20 ANOS DE SUS: AÇÃO SOCIALISTA DA SAÚDE PÚBLICA

A Política da Saúde Pública no Brasil, tomada como segmento de direitos de todas as classes – se é que existe essa hierarquia social, quando se sabe que uma sociedade não pode ser dividida dado seus imbricamentos gerais de códigos sociais – só pode ser analisada pelo marco antes de depois da Constituição Cidadã, ou melhor, antes e depois da Implantação do Sistema Único de Saúde – SUS.

A SAÚDE PÚBLICA NO ANTES

Eufemismo. Política de Saúde Pública, antes do SUS, não existia. O Público não era Público. O que havia era uma ordem de atendimento médico, hospitalar as vezes, manifestada por três escalas de discriminação chamada eufemisticamente de Saúde Pública.

  1. Atendimento aos que possuíam condições econômicas para pagar seus diagnósticos e tratamentos. Fator que criou a máxima burguesa, dependendo do lugar do enfermo, “O melhor médico é um avião para São Paulo!”. A consciência cristã da elite ignaramente estúpida. Mesmo quando o “avião” não auxiliava na cura.

  2. Os que em função de suas atividades trabalhistas tinham convênios com algumas empresas de saúde responsáveis pelos atendimentos. Uma forma, embora precária, de discriminação aos que não possuíam essas seguridades.

  3. Os que além de não terem condições econômicas não faziam parte de nenhuma instância de saúde por convênio trabalhista. Em suma: os pobres.

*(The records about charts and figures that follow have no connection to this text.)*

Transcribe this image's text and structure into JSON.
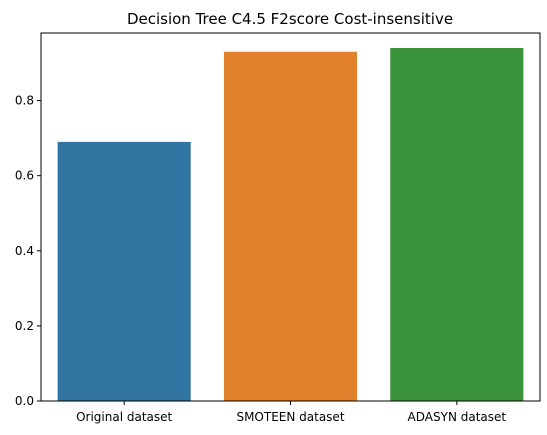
{
  "chart_data": {
    "type": "bar",
    "title": "Decision Tree C4.5 F2score Cost-insensitive",
    "xlabel": "",
    "ylabel": "",
    "categories": [
      "Original dataset",
      "SMOTEEN dataset",
      "ADASYN dataset"
    ],
    "values": [
      0.69,
      0.93,
      0.94
    ],
    "colors": [
      "#3274a1",
      "#e1812c",
      "#3a923a"
    ],
    "ylim": [
      0,
      0.98
    ],
    "yticks": [
      0.0,
      0.2,
      0.4,
      0.6,
      0.8
    ],
    "ytick_labels": [
      "0.0",
      "0.2",
      "0.4",
      "0.6",
      "0.8"
    ],
    "grid": false,
    "legend": "none"
  }
}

E nessa realidade política/social/médica, muitos tiveram suas vidas, ou cronicamente enferma, ou foram à óbito.

A SAÚDE PÚBLICA NO DEPOIS

Hoje, sendo uma dos Sistema de Saúde mais eficaz do mundo, o SUS mudou a práxis de Saúde no Brasil. Toda a sociedade tem direitos aos seus serviços. Não precisa ser “nobre”, remediado ( que palavra!), ou pobre para ser atendido por seu programa de Saúde. Em uma simples cirurgia de catarata, até um delicada cirurgia de redesignação sexual, passando por uma eficiente e bela dentadura, sem falar nas prevenções contra cáries, obturações e aplicação de flúor, o Sistema Único de Saúde mostra sua abrangência. Sua práxis de atualizar os direitos dos pacientes atinge todas as manifestações que implicam patologias, sejam somáticas ou mentais. Enfermidades coletivas como malária, dengue, hepatite, catapora, Aids, uma mera gripe, tornou-se campo de sua atuação. Esse seu funcional vetor construtor de cidadania.

OS ANTI-SUS

A práxis da Política de Saúde do SUS poderia – e pode – ser mais eficaz, se não houvessem duas disfunções.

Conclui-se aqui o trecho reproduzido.